Brussels maintains the free spending bar until 2023 to continue with public aid in the face of the new waves of the pandemic

Brussels maintains the free spending bar until, for now, 2023. That is, it leaves open the tap of public aid in the face of the new waves of the pandemic during this year and next. Of course, the European Commission plans to reactivate the Stability and Growth Pact in 2023, at which time the requirement to meet the debt (60% of GDP) and deficit (3% of GDP) ceilings would be resumed with a path that, with two years ahead, it is not yet defined.

Thus, the European Commission recognizes that “the pandemic has significantly changed the context of public debate, with higher levels of debt and deficits and significant production losses, greater investment needs and the related introduction of new policy tools at the EU level. Furthermore, the general escape clause was used for the first time in the application of fiscal supervision. The relaunch of the public consultation on the economic governance framework will allow the Commission to reflect on these challenges and draw lessons. In light of the COVID crisis and the need to focus on recovery funds and immediate political response, its relaunch has been postponed. ”

Meanwhile, given that the general escape clause activated by the European Commission to allow the 27 to skip the deficit and debt ceilings without sanction does not suspend the procedures of the Stability and Growth Pact, the Community Executive announces that it will propose policy guidelines country-specific fiscal as part of the European Semester Spring Package.

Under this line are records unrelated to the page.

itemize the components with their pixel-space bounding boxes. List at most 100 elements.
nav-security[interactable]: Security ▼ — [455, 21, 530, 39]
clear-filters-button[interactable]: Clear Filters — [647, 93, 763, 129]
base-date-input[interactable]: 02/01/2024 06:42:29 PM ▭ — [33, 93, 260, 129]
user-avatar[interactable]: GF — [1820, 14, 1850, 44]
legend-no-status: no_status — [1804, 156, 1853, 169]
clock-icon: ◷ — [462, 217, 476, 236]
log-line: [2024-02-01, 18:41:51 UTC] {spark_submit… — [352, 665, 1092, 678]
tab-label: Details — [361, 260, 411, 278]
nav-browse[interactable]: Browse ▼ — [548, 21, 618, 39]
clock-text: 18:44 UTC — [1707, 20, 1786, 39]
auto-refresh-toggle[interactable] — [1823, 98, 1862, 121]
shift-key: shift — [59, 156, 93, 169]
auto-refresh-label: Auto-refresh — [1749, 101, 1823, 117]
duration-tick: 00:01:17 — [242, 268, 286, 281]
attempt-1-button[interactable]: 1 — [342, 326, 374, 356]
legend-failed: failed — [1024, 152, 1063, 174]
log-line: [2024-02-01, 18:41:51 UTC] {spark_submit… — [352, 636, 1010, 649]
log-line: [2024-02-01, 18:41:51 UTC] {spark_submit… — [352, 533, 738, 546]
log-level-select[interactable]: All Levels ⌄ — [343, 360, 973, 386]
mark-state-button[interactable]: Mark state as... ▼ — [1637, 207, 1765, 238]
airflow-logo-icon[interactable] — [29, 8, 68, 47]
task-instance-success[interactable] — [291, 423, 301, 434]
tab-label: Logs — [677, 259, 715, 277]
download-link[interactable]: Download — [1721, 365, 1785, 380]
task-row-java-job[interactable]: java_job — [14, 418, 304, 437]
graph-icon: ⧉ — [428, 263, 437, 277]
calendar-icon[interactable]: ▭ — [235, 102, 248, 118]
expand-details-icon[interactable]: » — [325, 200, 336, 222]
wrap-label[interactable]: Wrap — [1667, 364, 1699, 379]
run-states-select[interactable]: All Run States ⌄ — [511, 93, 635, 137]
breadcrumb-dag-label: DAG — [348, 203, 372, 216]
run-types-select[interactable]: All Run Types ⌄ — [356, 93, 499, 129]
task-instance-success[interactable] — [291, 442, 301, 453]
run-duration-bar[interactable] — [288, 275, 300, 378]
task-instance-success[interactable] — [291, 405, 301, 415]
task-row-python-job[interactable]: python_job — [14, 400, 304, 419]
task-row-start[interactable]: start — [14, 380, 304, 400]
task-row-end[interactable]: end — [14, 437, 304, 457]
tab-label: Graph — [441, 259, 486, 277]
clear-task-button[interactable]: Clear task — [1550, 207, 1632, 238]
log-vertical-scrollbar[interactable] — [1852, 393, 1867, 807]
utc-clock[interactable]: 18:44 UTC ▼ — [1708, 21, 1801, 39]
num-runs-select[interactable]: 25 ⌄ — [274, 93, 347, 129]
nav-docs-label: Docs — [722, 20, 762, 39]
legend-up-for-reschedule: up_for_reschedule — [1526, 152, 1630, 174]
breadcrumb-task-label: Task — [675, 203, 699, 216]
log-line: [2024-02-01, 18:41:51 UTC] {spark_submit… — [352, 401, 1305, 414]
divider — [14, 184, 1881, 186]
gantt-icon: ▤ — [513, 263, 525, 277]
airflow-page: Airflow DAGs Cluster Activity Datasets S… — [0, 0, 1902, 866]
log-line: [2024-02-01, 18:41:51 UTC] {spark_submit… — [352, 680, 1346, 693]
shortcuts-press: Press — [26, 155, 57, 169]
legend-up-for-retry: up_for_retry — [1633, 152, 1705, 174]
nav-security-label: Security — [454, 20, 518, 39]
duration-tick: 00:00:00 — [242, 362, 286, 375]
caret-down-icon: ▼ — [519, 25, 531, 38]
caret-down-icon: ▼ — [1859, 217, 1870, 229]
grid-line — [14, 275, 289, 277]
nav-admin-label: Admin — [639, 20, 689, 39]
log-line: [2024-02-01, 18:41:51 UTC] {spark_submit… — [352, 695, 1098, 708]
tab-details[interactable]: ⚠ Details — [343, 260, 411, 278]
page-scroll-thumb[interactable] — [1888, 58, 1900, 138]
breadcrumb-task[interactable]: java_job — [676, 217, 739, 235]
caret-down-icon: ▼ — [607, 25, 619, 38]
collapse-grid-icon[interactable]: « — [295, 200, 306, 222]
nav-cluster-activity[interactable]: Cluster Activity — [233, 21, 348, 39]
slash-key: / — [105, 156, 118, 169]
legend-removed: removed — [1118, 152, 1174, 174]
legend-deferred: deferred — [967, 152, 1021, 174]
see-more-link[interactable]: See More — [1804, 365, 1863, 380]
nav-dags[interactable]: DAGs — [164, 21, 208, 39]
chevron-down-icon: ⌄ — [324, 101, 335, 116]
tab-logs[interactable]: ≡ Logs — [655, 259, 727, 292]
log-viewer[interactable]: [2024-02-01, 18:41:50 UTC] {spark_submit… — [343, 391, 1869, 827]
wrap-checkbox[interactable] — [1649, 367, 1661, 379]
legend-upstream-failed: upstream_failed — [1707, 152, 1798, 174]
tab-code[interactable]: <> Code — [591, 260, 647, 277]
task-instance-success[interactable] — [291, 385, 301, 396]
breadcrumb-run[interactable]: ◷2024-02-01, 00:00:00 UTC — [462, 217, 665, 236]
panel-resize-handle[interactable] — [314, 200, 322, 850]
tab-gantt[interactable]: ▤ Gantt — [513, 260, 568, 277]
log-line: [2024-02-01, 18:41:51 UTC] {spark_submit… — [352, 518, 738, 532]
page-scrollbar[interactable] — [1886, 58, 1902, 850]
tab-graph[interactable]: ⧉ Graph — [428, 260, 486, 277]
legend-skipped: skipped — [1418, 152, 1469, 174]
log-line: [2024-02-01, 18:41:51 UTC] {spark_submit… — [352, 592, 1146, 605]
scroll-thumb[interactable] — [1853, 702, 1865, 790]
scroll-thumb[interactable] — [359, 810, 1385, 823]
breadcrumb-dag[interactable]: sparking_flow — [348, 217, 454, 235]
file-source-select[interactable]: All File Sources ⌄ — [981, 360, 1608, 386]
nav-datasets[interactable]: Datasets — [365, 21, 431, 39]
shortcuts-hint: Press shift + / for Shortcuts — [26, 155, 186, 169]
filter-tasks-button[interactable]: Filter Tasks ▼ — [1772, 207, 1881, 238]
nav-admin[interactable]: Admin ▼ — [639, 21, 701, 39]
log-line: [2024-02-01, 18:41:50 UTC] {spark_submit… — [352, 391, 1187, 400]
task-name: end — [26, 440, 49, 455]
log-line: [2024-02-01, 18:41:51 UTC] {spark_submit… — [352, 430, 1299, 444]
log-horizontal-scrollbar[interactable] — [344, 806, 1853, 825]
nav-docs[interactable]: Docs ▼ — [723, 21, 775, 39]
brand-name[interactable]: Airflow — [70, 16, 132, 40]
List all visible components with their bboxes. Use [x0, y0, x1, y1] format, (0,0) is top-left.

In other words, in May Brussels will continue to provide recommendations to member states, “while using all the flexibility it contains to ensure that fiscal policy coordination addresses the exceptional situation that the pandemic has given rise to.”

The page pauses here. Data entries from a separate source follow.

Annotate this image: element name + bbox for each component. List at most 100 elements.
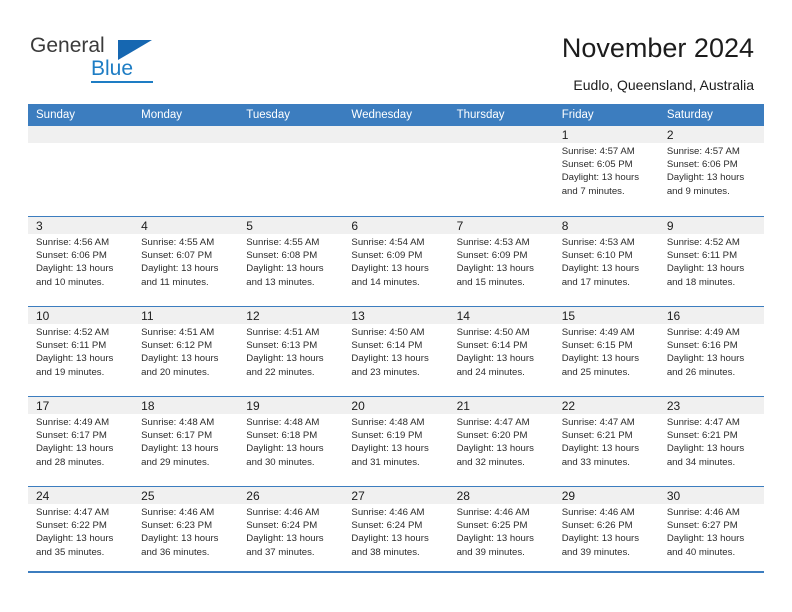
day-number: 16 xyxy=(666,309,681,323)
day-sun-info: Sunrise: 4:48 AM Sunset: 6:18 PM Daylight:… xyxy=(246,416,339,469)
day-sun-info: Sunrise: 4:55 AM Sunset: 6:07 PM Daylight:… xyxy=(141,236,234,289)
day-number: 18 xyxy=(141,399,155,413)
calendar-day-cell[interactable]: 1 Sunrise: 4:57 AM Sunset: 6:05 PM Daylight… xyxy=(553,126,659,215)
weekday-header-saturday: Saturday xyxy=(666,109,713,121)
calendar-day-cell[interactable]: 16 Sunrise: 4:49 AM Sunset: 6:16 PM Dayligh… xyxy=(658,307,764,396)
sunset-time: Sunset: 6:06 PM xyxy=(36,250,107,262)
day-number-band xyxy=(133,126,239,143)
calendar-day-cell[interactable]: 15 Sunrise: 4:49 AM Sunset: 6:15 PM Dayligh… xyxy=(553,307,659,396)
daylight-duration-line2: and 26 minutes. xyxy=(666,366,736,378)
day-number: 13 xyxy=(351,309,365,323)
daylight-duration-line2: and 30 minutes. xyxy=(246,456,315,468)
day-sun-info: Sunrise: 4:57 AM Sunset: 6:05 PM Daylight:… xyxy=(562,145,655,198)
daylight-duration-line1: Daylight: 13 hours xyxy=(246,443,324,455)
page-header: General Blue November 2024 Eudlo, Queens… xyxy=(0,0,792,100)
calendar-day-cell[interactable]: 13 Sunrise: 4:50 AM Sunset: 6:14 PM Dayligh… xyxy=(343,307,449,396)
calendar-day-cell[interactable]: 25 Sunrise: 4:46 AM Sunset: 6:23 PM Dayligh… xyxy=(133,487,239,576)
day-sun-info: Sunrise: 4:54 AM Sunset: 6:09 PM Daylight:… xyxy=(351,236,444,289)
day-number-band xyxy=(448,217,554,234)
daylight-duration-line1: Daylight: 13 hours xyxy=(36,353,114,365)
day-number-band xyxy=(238,217,344,234)
daylight-duration-line1: Daylight: 13 hours xyxy=(456,353,534,365)
calendar-day-cell[interactable]: 6 Sunrise: 4:54 AM Sunset: 6:09 PM Daylight… xyxy=(343,217,449,306)
daylight-duration-line1: Daylight: 13 hours xyxy=(561,263,640,275)
weekday-header-monday: Monday xyxy=(141,109,183,121)
daylight-duration-line2: and 23 minutes. xyxy=(351,366,420,378)
sunrise-time: Sunrise: 4:54 AM xyxy=(351,237,425,248)
daylight-duration-line1: Daylight: 13 hours xyxy=(141,443,219,455)
sunrise-time: Sunrise: 4:47 AM xyxy=(456,417,530,428)
calendar-day-cell[interactable]: 5 Sunrise: 4:55 AM Sunset: 6:08 PM Daylight… xyxy=(238,217,344,306)
day-sun-info: Sunrise: 4:57 AM Sunset: 6:06 PM Daylight:… xyxy=(667,145,760,198)
calendar-day-cell[interactable]: 21 Sunrise: 4:47 AM Sunset: 6:20 PM Dayligh… xyxy=(448,397,554,486)
calendar-day-cell[interactable]: 14 Sunrise: 4:50 AM Sunset: 6:14 PM Dayligh… xyxy=(448,307,554,396)
calendar-day-cell[interactable]: 30 Sunrise: 4:46 AM Sunset: 6:27 PM Dayligh… xyxy=(658,487,764,576)
sunrise-time: Sunrise: 4:48 AM xyxy=(246,417,320,428)
day-number: 19 xyxy=(246,399,260,413)
sunrise-time: Sunrise: 4:50 AM xyxy=(456,327,530,338)
daylight-duration-line1: Daylight: 13 hours xyxy=(351,533,429,545)
calendar-day-cell[interactable]: 18 Sunrise: 4:48 AM Sunset: 6:17 PM Dayligh… xyxy=(133,397,239,486)
calendar-day-cell[interactable]: 8 Sunrise: 4:53 AM Sunset: 6:10 PM Daylight… xyxy=(553,217,659,306)
day-number: 24 xyxy=(36,489,50,503)
calendar-day-cell[interactable]: 7 Sunrise: 4:53 AM Sunset: 6:09 PM Daylight… xyxy=(448,217,554,306)
weekday-header-row: Sunday Monday Tuesday Wednesday Thursday… xyxy=(28,104,764,126)
daylight-duration-line1: Daylight: 13 hours xyxy=(246,353,324,365)
day-sun-info: Sunrise: 4:46 AM Sunset: 6:24 PM Daylight:… xyxy=(246,506,339,559)
daylight-duration-line1: Daylight: 13 hours xyxy=(246,533,324,545)
sunset-time: Sunset: 6:09 PM xyxy=(456,250,528,262)
sunset-time: Sunset: 6:06 PM xyxy=(666,159,738,171)
day-sun-info: Sunrise: 4:46 AM Sunset: 6:23 PM Daylight:… xyxy=(141,506,234,559)
calendar-day-cell[interactable]: 29 Sunrise: 4:46 AM Sunset: 6:26 PM Dayligh… xyxy=(553,487,659,576)
daylight-duration-line1: Daylight: 13 hours xyxy=(561,172,640,184)
day-number: 20 xyxy=(351,399,365,413)
calendar-day-cell[interactable]: 26 Sunrise: 4:46 AM Sunset: 6:24 PM Dayligh… xyxy=(238,487,344,576)
calendar-day-cell[interactable]: 17 Sunrise: 4:49 AM Sunset: 6:17 PM Dayligh… xyxy=(28,397,134,486)
daylight-duration-line2: and 9 minutes. xyxy=(666,185,730,197)
calendar-day-cell[interactable]: 28 Sunrise: 4:46 AM Sunset: 6:25 PM Dayligh… xyxy=(448,487,554,576)
calendar-day-cell[interactable]: 9 Sunrise: 4:52 AM Sunset: 6:11 PM Daylight… xyxy=(658,217,764,306)
calendar-day-cell[interactable]: 22 Sunrise: 4:47 AM Sunset: 6:21 PM Dayligh… xyxy=(553,397,659,486)
calendar-day-cell-empty xyxy=(238,126,344,215)
day-sun-info: Sunrise: 4:48 AM Sunset: 6:17 PM Daylight:… xyxy=(141,416,234,469)
calendar-day-cell[interactable]: 12 Sunrise: 4:51 AM Sunset: 6:13 PM Dayligh… xyxy=(238,307,344,396)
calendar-day-cell[interactable]: 4 Sunrise: 4:55 AM Sunset: 6:07 PM Daylight… xyxy=(133,217,239,306)
calendar-day-cell[interactable]: 10 Sunrise: 4:52 AM Sunset: 6:11 PM Dayligh… xyxy=(28,307,134,396)
sunrise-time: Sunrise: 4:55 AM xyxy=(141,237,215,248)
daylight-duration-line1: Daylight: 13 hours xyxy=(246,263,324,275)
daylight-duration-line1: Daylight: 13 hours xyxy=(141,263,219,275)
logo-underline xyxy=(91,81,153,83)
daylight-duration-line2: and 11 minutes. xyxy=(141,276,209,288)
sunset-time: Sunset: 6:07 PM xyxy=(141,250,213,262)
day-number-band xyxy=(658,217,764,234)
day-number: 30 xyxy=(666,489,681,503)
calendar-day-cell-empty xyxy=(448,126,554,215)
daylight-duration-line2: and 20 minutes. xyxy=(141,366,210,378)
daylight-duration-line2: and 40 minutes. xyxy=(666,546,736,558)
day-number: 11 xyxy=(141,309,154,323)
day-number: 1 xyxy=(561,128,569,142)
day-sun-info: Sunrise: 4:52 AM Sunset: 6:11 PM Daylight:… xyxy=(667,236,760,289)
calendar-bottom-rule xyxy=(28,571,764,573)
weekday-header-sunday: Sunday xyxy=(36,109,76,121)
sunrise-time: Sunrise: 4:46 AM xyxy=(351,507,425,518)
sunset-time: Sunset: 6:25 PM xyxy=(456,520,528,532)
day-number: 22 xyxy=(561,399,576,413)
calendar-day-cell[interactable]: 2 Sunrise: 4:57 AM Sunset: 6:06 PM Daylight… xyxy=(658,126,764,215)
generalblue-logo[interactable]: General Blue xyxy=(30,34,180,90)
sunset-time: Sunset: 6:24 PM xyxy=(246,520,318,532)
day-number: 28 xyxy=(456,489,470,503)
calendar-day-cell[interactable]: 11 Sunrise: 4:51 AM Sunset: 6:12 PM Dayligh… xyxy=(133,307,239,396)
calendar-day-cell[interactable]: 23 Sunrise: 4:47 AM Sunset: 6:21 PM Dayligh… xyxy=(658,397,764,486)
calendar-day-cell[interactable]: 20 Sunrise: 4:48 AM Sunset: 6:19 PM Dayligh… xyxy=(343,397,449,486)
sunrise-time: Sunrise: 4:49 AM xyxy=(561,327,635,338)
daylight-duration-line2: and 34 minutes. xyxy=(666,456,736,468)
calendar-page: General Blue November 2024 Eudlo, Queens… xyxy=(0,0,792,612)
calendar-day-cell[interactable]: 3 Sunrise: 4:56 AM Sunset: 6:06 PM Daylight… xyxy=(28,217,134,306)
calendar-day-cell[interactable]: 19 Sunrise: 4:48 AM Sunset: 6:18 PM Dayligh… xyxy=(238,397,344,486)
calendar-day-cell[interactable]: 27 Sunrise: 4:46 AM Sunset: 6:24 PM Dayligh… xyxy=(343,487,449,576)
daylight-duration-line1: Daylight: 13 hours xyxy=(666,443,745,455)
sunset-time: Sunset: 6:12 PM xyxy=(141,340,213,352)
day-number: 8 xyxy=(561,219,569,233)
calendar-day-cell[interactable]: 24 Sunrise: 4:47 AM Sunset: 6:22 PM Dayligh… xyxy=(28,487,134,576)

Thus, the European Commission affirms that “the orientations of fiscal policy will continue to be predominantly qualitative and will include some different quantified element as part of the medium-term orientation”. And he adds that “the boost from European recovery funds, an improvement in the underlying fiscal position and the implementation of reforms and investments to boost potential growth are beneficial and will be taken into account in the guidance proposal.”

In this context, “the European Commission intends to take into account the great uncertainty, the agreed fiscal policy response to the COVID-19 crisis and the recommendations for 2021: the Commission’s approach will be confirmed in the Semester package Spring European, based on the results data for 2020 and the stability and convergence programs of the Member States “.

As part of the spring package of the European Semester, the European Commission will also assess the deactivation or the continuation of the application of the general escape clause of the Stability and Growth Pact. In the Commission’s view, “the decision to deactivate the general escape clause or keep it for 2022 should be taken as a global assessment of the state of the economy based on quantitative criteria, such as the level of production in the EU or the euro area in comparison with pre-crisis levels would be the key quantitative criterion. ” And he adds: “The current preliminary indications would suggest to continue applying the general escape clause in 2022 and to deactivate it from 2023.”

When the recovery occurs, the European Commission intends to reignite the debate on the economic governance framework. The Commission’s February 2020 review, which included the 2030 Agenda goals, identified recognized challenges with the fiscal framework and its implementation. “While overall deficit and debt levels declined, in some Member States very high public debt persisted before the current crisis,” says Brussels: “The fiscal stance at Member State level had often been pro-cyclical, both in terms of the good and the bad, respectively, by not creating enough reserves in some periods or by not making sufficient use of fiscal space in others. The composition of public finances had also not become more favorable to growth and investment. After major economic shocks, the ability to steer the fiscal stance of the euro area had been hampered by a lack of prudent policies in good times and remained limited as long as it relied exclusively on the coordination of national fiscal policies, in the absence of a central capacity for fiscal stabilization “.